Por Raquel Lopes
(Folhapress) – A ADPF (Associação Nacional dos Delegados de Polícia Federal) pediu neste sábado (5) que o procurador-geral da República, Paulo Gonet, se declare impedido de atuar nos procedimentos relacionados aos fatos em que é citado no âmbito da Operação Compliance Zero, sobre o Banco Master.
Na noite de sexta-feira (4), Gonet disse ao presidente do STF, Edson Fachin, que abriu uma apuração sobre uma possível ocorrência de ordem ou interferência externa na elaboração do relatório da Polícia Federal que apontou a relação entre Alexandre de Moraes e o banqueiro Daniel Vorcaro. No relatório, o procurador-geral também é citado.
A entidade, que representa mais de 2.300 delegados da Polícia Federal, também pediu o arquivamento de um procedimento de controle externo da atividade policial instaurado pela PGR (Procuradoria-Geral da República) para apurar a conduta da PF na elaboração de um relatório sobre material apreendido na operação.

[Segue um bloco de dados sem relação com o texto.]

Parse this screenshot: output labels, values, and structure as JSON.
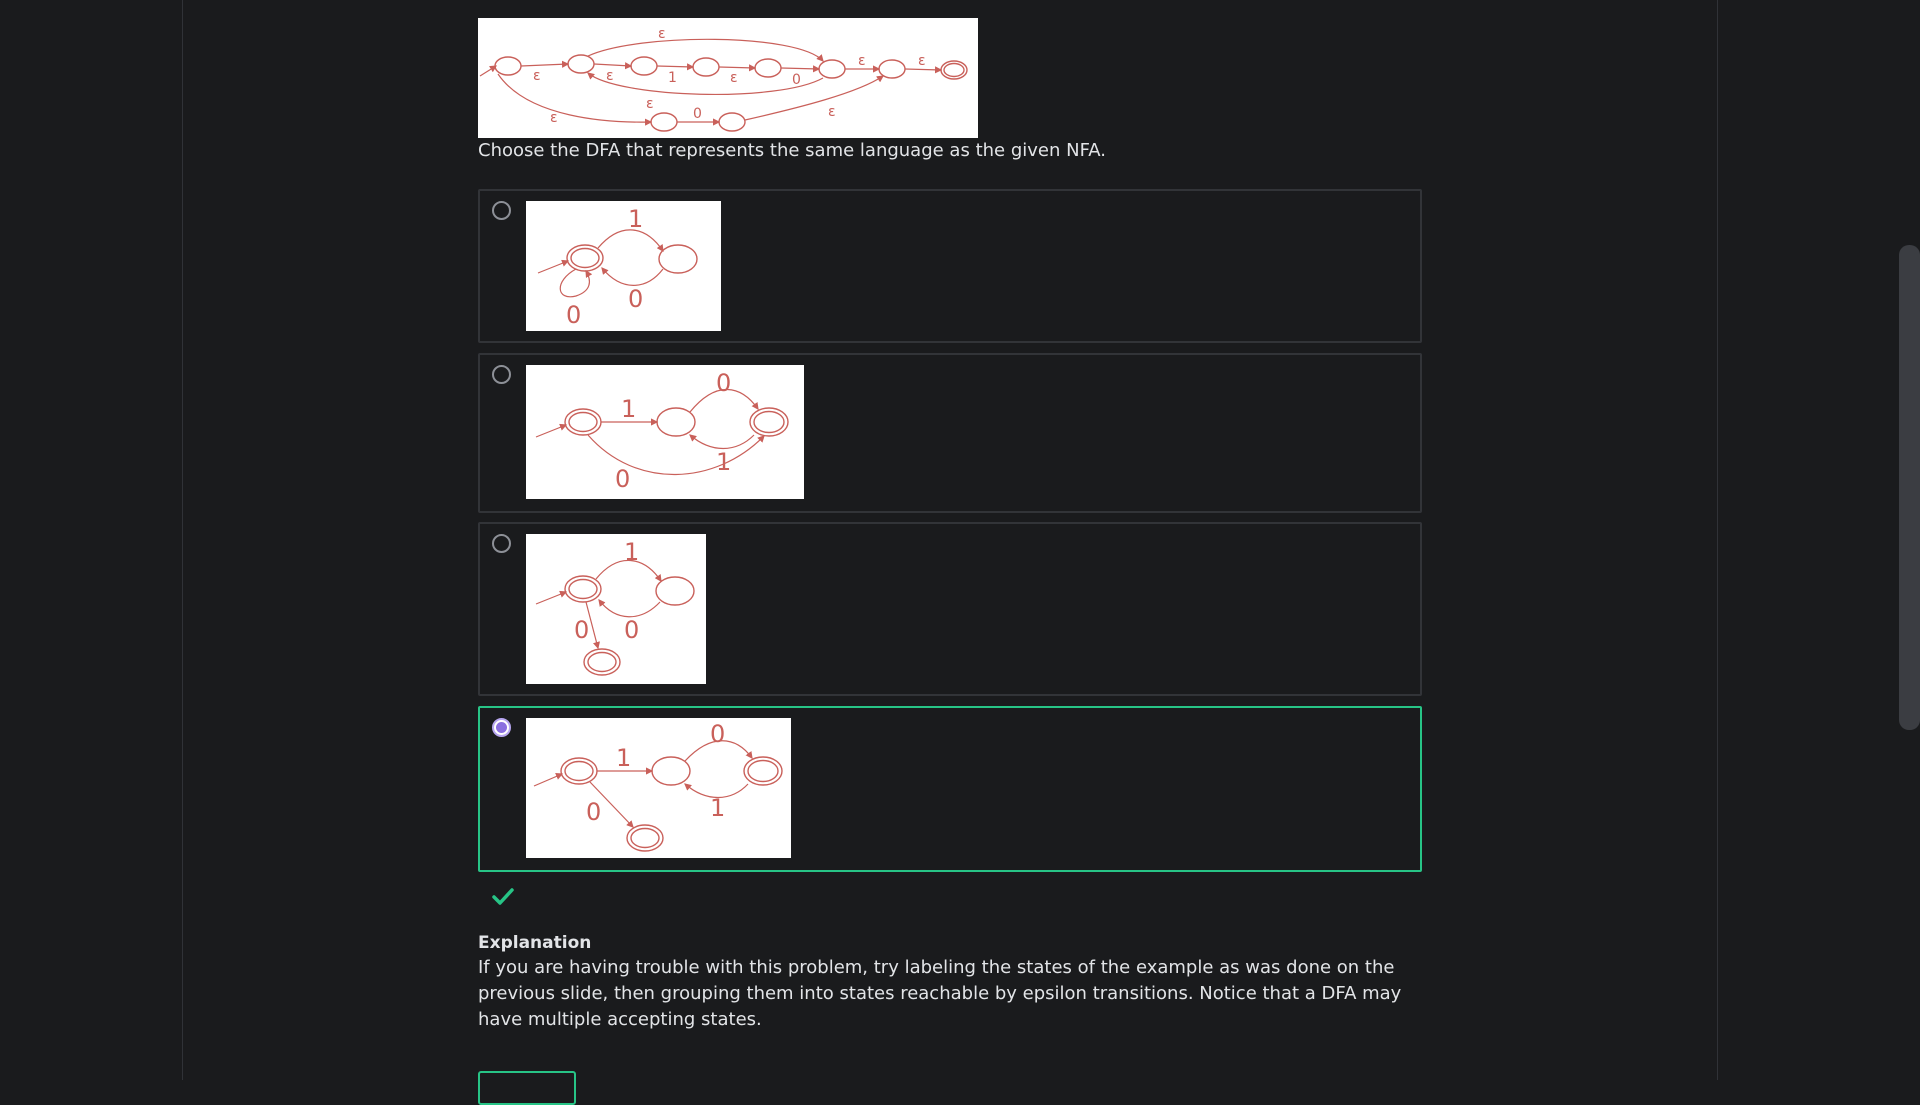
{
  "question": {
    "prompt": "Choose the DFA that represents the same language as the given NFA.",
    "nfa_alt": "NFA diagram with epsilon transitions"
  },
  "nfa_labels": {
    "eps": "ε",
    "one": "1",
    "zero": "0"
  },
  "options": [
    {
      "selected": false,
      "labels": [
        "1",
        "0",
        "0"
      ]
    },
    {
      "selected": false,
      "labels": [
        "1",
        "0",
        "0",
        "1"
      ]
    },
    {
      "selected": false,
      "labels": [
        "1",
        "0",
        "0"
      ]
    },
    {
      "selected": true,
      "labels": [
        "1",
        "0",
        "0",
        "1"
      ]
    }
  ],
  "result": {
    "icon": "checkmark-icon",
    "status": "correct",
    "color": "#27c486"
  },
  "explanation": {
    "title": "Explanation",
    "body": "If you are having trouble with this problem, try labeling the states of the example as was done on the previous slide, then grouping them into states reachable by epsilon transitions. Notice that a DFA may have multiple accepting states."
  },
  "colors": {
    "background": "#1a1b1d",
    "accent": "#27c486",
    "radio_selected": "#8b6fe0",
    "diagram": "#c9605a"
  }
}
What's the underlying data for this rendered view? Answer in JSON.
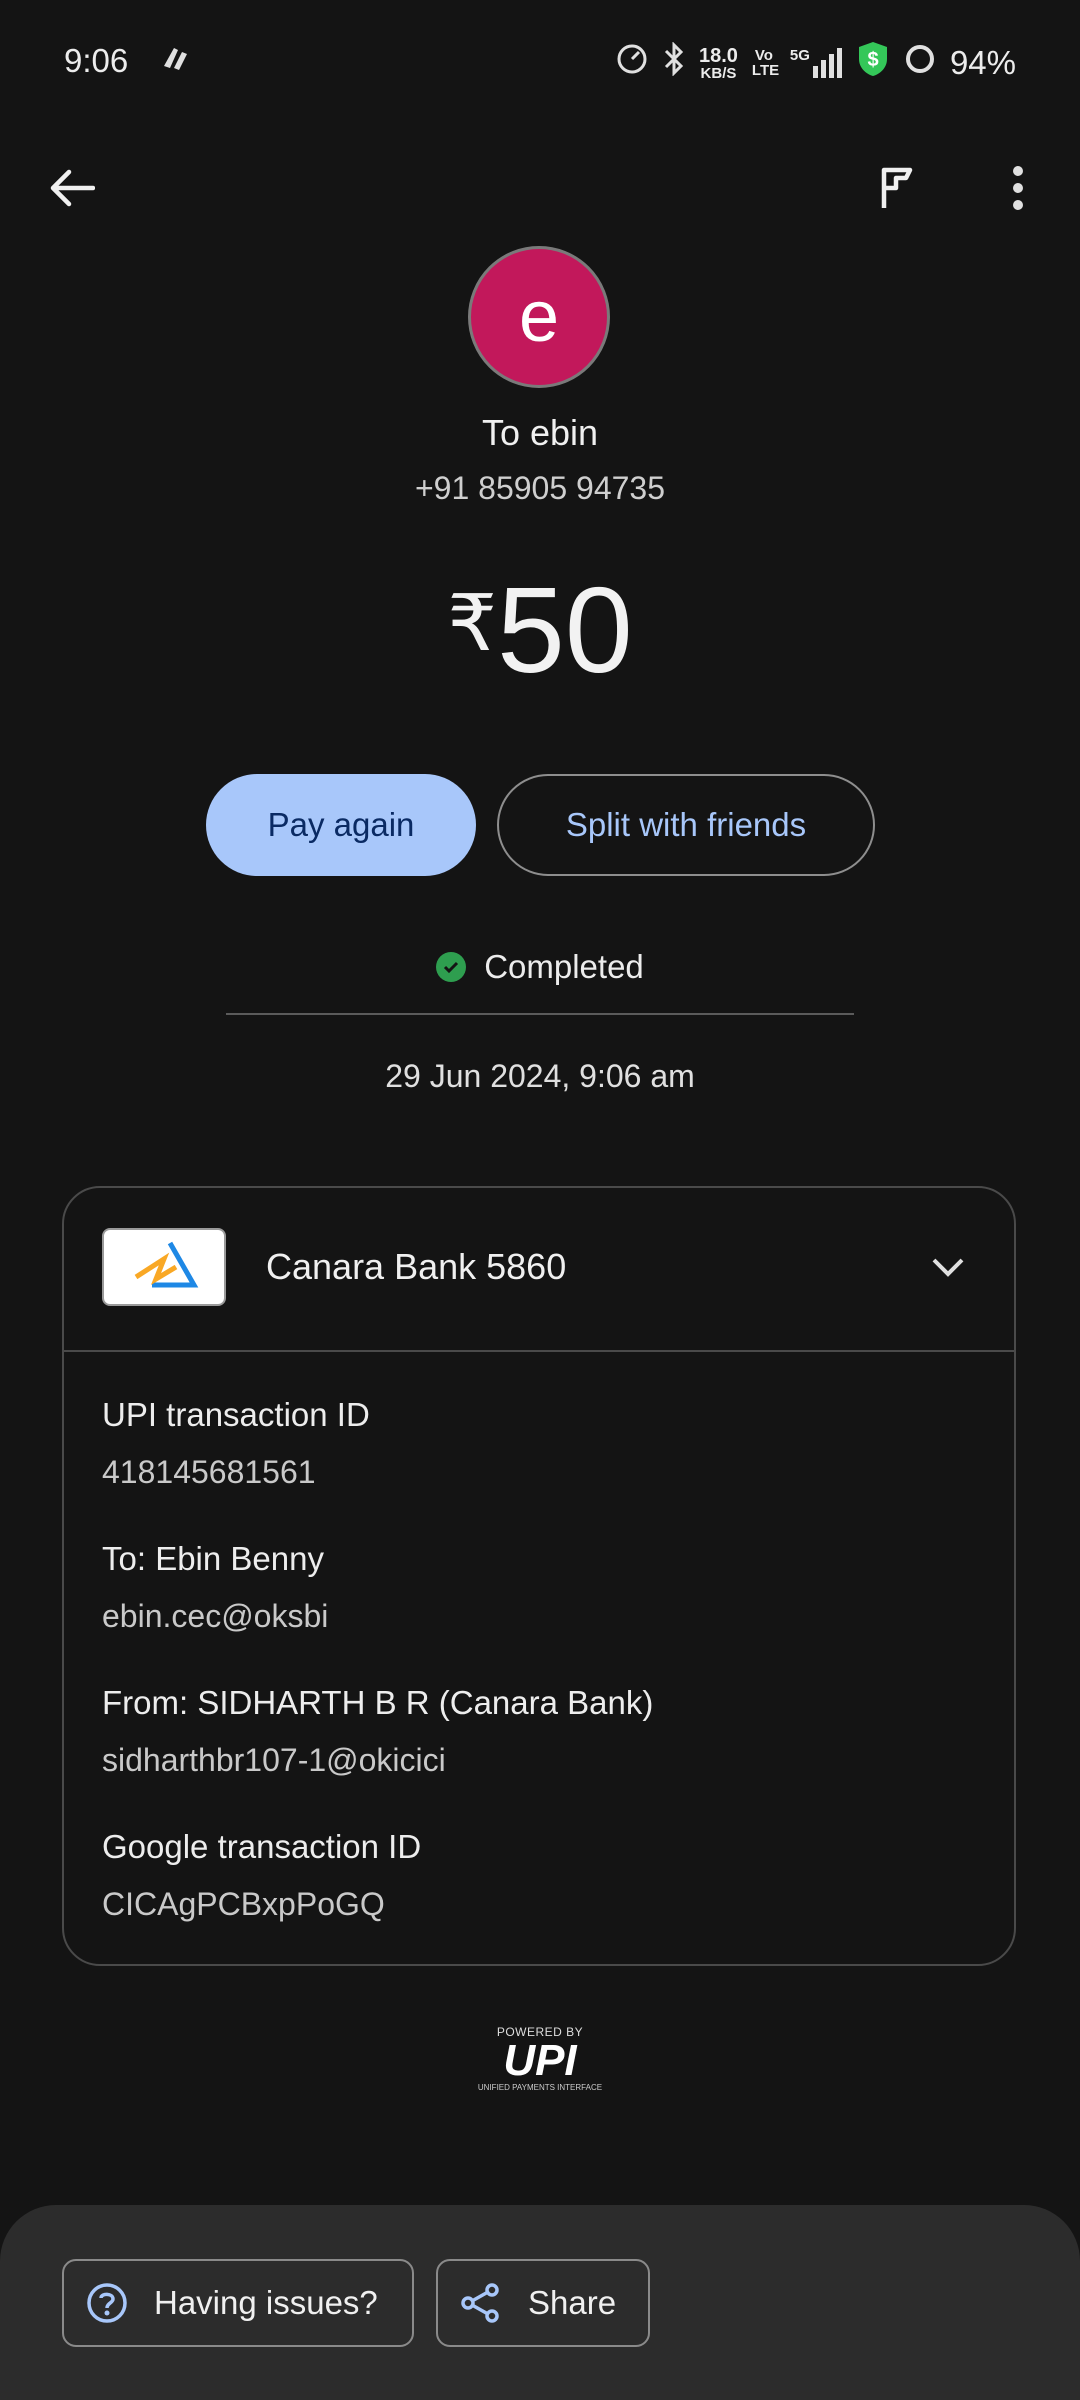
{
  "status_bar": {
    "time": "9:06",
    "net_speed": "18.0",
    "net_unit": "KB/S",
    "volte": "Vo LTE",
    "network": "5G",
    "battery": "94%"
  },
  "top_bar": {
    "icons": [
      "back-arrow-icon",
      "flag-icon",
      "more-vert-icon"
    ]
  },
  "payee": {
    "avatar_letter": "e",
    "avatar_color": "#c2185b",
    "title": "To ebin",
    "phone": "+91 85905 94735"
  },
  "amount": {
    "currency": "₹",
    "value": "50"
  },
  "actions": {
    "pay_again": "Pay again",
    "split": "Split with friends"
  },
  "status": {
    "label": "Completed",
    "color": "#2e9e4f"
  },
  "date": "29 Jun 2024, 9:06 am",
  "details": {
    "bank": "Canara Bank 5860",
    "fields": [
      {
        "label": "UPI transaction ID",
        "value": "418145681561"
      },
      {
        "label": "To: Ebin  Benny",
        "value": "ebin.cec@oksbi"
      },
      {
        "label": "From: SIDHARTH B R (Canara Bank)",
        "value": "sidharthbr107-1@okicici"
      },
      {
        "label": "Google transaction ID",
        "value": "CICAgPCBxpPoGQ"
      }
    ]
  },
  "upi": {
    "powered_by": "POWERED BY",
    "logo": "UPI",
    "sub": "UNIFIED PAYMENTS INTERFACE"
  },
  "bottom": {
    "issues": "Having issues?",
    "share": "Share"
  }
}
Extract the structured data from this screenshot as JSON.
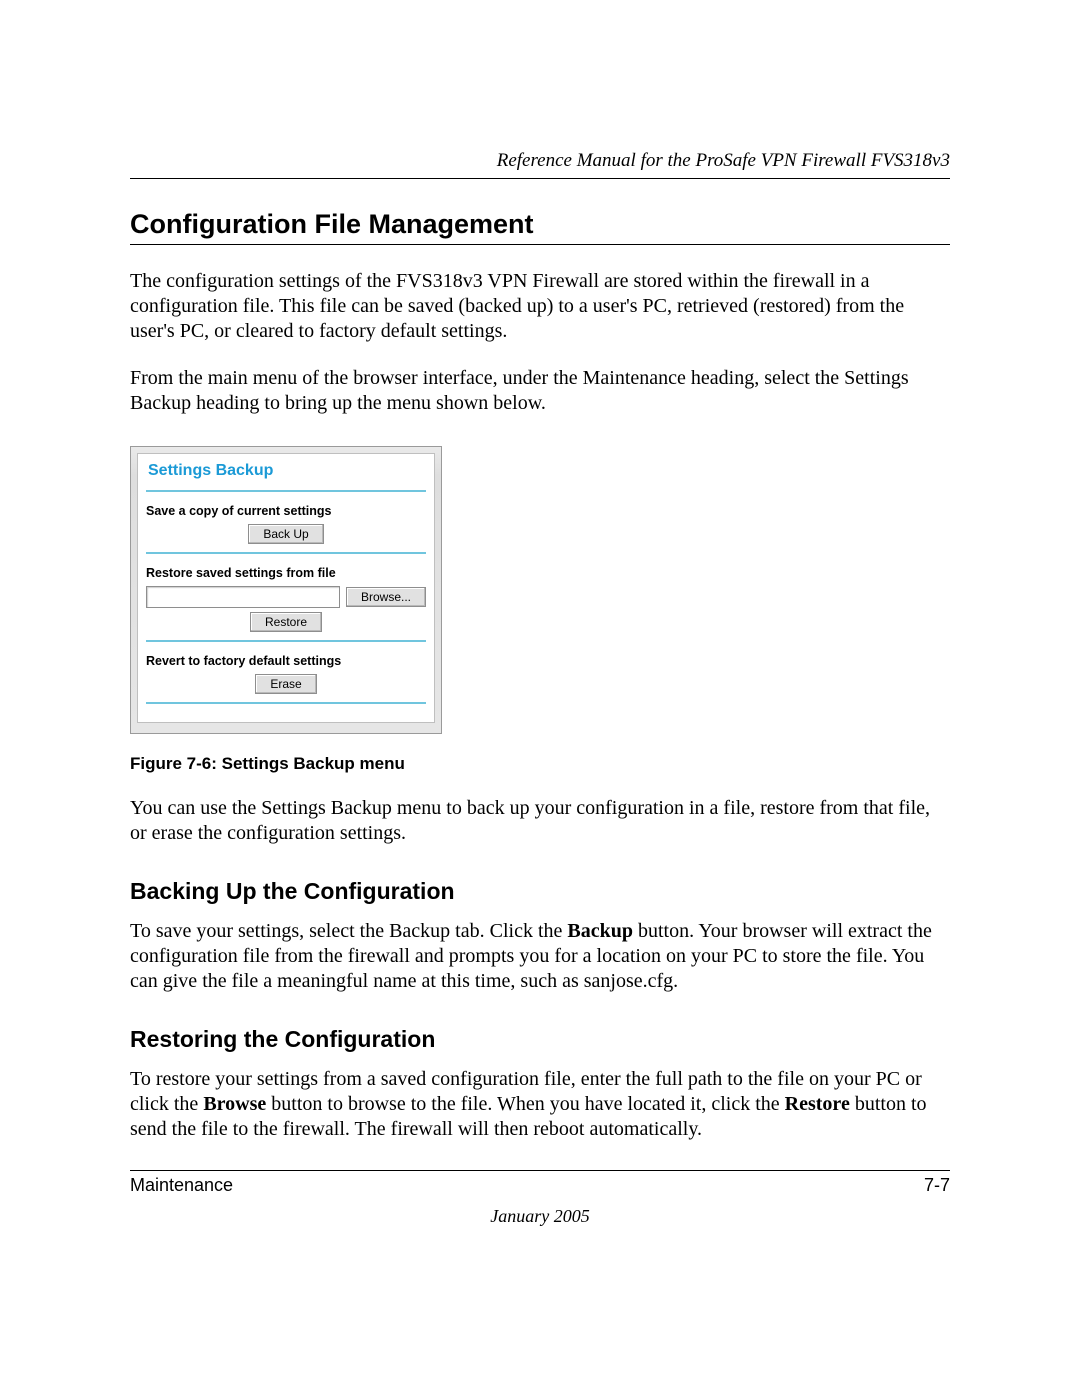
{
  "header": {
    "running": "Reference Manual for the ProSafe VPN Firewall FVS318v3"
  },
  "section": {
    "heading": "Configuration File Management",
    "para1": "The configuration settings of the FVS318v3 VPN Firewall are stored within the firewall in a configuration file. This file can be saved (backed up) to a user's PC, retrieved (restored) from the user's PC, or cleared to factory default settings.",
    "para2": "From the main menu of the browser interface, under the Maintenance heading, select the Settings Backup heading to bring up the menu shown below."
  },
  "panel": {
    "title": "Settings Backup",
    "save_label": "Save a copy of current settings",
    "backup_btn": "Back Up",
    "restore_label": "Restore saved settings from file",
    "browse_btn": "Browse...",
    "restore_btn": "Restore",
    "revert_label": "Revert to factory default settings",
    "erase_btn": "Erase",
    "file_value": ""
  },
  "figure": {
    "caption": "Figure 7-6:  Settings Backup menu"
  },
  "after_figure": {
    "para": "You can use the Settings Backup menu to back up your configuration in a file, restore from that file, or erase the configuration settings."
  },
  "sub1": {
    "heading": "Backing Up the Configuration",
    "para_a": "To save your settings, select the Backup tab. Click the ",
    "bold1": "Backup",
    "para_b": " button. Your browser will extract the configuration file from the firewall and prompts you for a location on your PC to store the file. You can give the file a meaningful name at this time, such as sanjose.cfg."
  },
  "sub2": {
    "heading": "Restoring the Configuration",
    "para_a": "To restore your settings from a saved configuration file, enter the full path to the file on your PC or click the ",
    "bold1": "Browse",
    "para_b": " button to browse to the file. When you have located it, click the ",
    "bold2": "Restore",
    "para_c": " button to send the file to the firewall. The firewall will then reboot automatically."
  },
  "footer": {
    "left": "Maintenance",
    "right": "7-7",
    "date": "January 2005"
  }
}
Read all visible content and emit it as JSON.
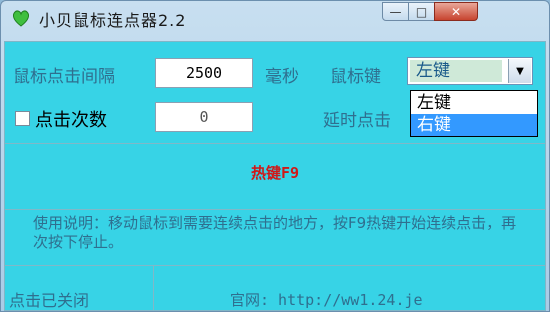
{
  "window": {
    "title": "小贝鼠标连点器2.2",
    "controls": {
      "minimize": "—",
      "maximize": "□",
      "close": "✕"
    }
  },
  "form": {
    "interval_label": "鼠标点击间隔",
    "interval_value": "2500",
    "interval_unit": "毫秒",
    "button_label": "鼠标键",
    "button_selected": "左键",
    "button_options": [
      "左键",
      "右键"
    ],
    "count_checkbox_label": "点击次数",
    "count_checked": false,
    "count_value": "0",
    "delay_label": "延时点击"
  },
  "hotkey": {
    "text": "热键F9",
    "color": "#d01818"
  },
  "description": "使用说明：移动鼠标到需要连续点击的地方，按F9热键开始连续点击，再次按下停止。",
  "status": {
    "state": "点击已关闭",
    "website": "官网: http://ww1.24.je"
  }
}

Em nota, a associação afirma ver com “indignação e preocupação” a abertura do procedimento e sustenta que a medida tem “efeito objetivo” de intimidar os investigadores.
Segundo a ADPF, o relatório questionado pela PGR foi produzido por determinação do ministro do STF (Supremo Tribunal Federal) que era relator do caso, André Mendonça. A entidade afirma que os delegados e servidores envolvidos na elaboração do documento cumpriram uma ordem judicial “nos estritos limites nela fixados”, sem poder decidir sobre a conveniência do que havia sido determinado.
A associação argumenta que o controle externo da atividade policial, atribuição do Ministério Público prevista na Constituição, tem como objetivo garantir a legalidade e o respeito aos direitos fundamentais, mas não estabelece uma relação de hierarquia entre integrantes do Ministério Público e policiais.
“Não é poder disciplinar sobre delegados e agentes e não é instância de revisão de decisões judiciais”, diz a nota.
Para a ADPF, caso a PGR considere irregular a decisão que determinou a elaboração do relatório ou entenda que deveria ter sido previamente comunicada, o questionamento deveria ocorrer no próprio processo perante o Supremo.
“Dirigir o questionamento a quem cumpriu a ordem transfere aos executores uma controvérsia que não é deles e submete decisão de ministro da Corte a escrutínio por via oblíqua”, afirma.
A associação também sustenta que existe uma questão de impedimento porque o relatório cita nominalmente o procurador-geral da República. A entidade menciona o artigo 258 do Código de Processo Penal, que estende aos integrantes do Ministério Público regras de impedimento e suspeição aplicáveis aos juízes.
Com base nesse argumento, a ADPF pede que o procurador-geral se declare impedido e deixe de praticar atos, tanto na condição de fiscal da lei quanto como responsável pelo controle externo da atividade policial, nos procedimentos relacionados aos fatos em que é mencionado.
A entidade afirma não fazer qualquer juízo sobre as intenções da PGR ao instaurar o procedimento, mas diz que a medida produz um efeito intimidatório sobre os responsáveis pelas investigações.
Além do impedimento do procurador-geral, a associação pede que o procedimento de controle externo seja arquivado, sob o argumento de que seria uma via inadequada para questionar um ato do STF.
A ADPF também defende que os fatos revelados pela Operação Compliance Zero sejam investigados integralmente e “sem seletividade quanto às autoridades envolvidas”.
A entidade afirma ainda que prestará assistência aos associados eventualmente alcançados por procedimentos instaurados nessas circunstâncias.
“Assegurar que ninguém seja responsabilizado por cumprir ordem judicial não é defesa corporativa: é defesa da capacidade do Estado brasileiro de investigar sem receio de retaliação”, afirma a associação.
Na terça-feira (1º), Gonet pediu a nulidade do relatório policial que trata de conversas de Daniel Vorcaro com Alexandre de Moraes.
Ao defender a nulidade do caso, o procurador-geral disse que Mendonça “se valeu da polícia” para “impor a investigação” do colega, exercendo “atividades que não lhe foram assinaladas”. “Ao juiz não cabe acusar, menos ainda ao juiz cabe realizar investigações pré-processuais.”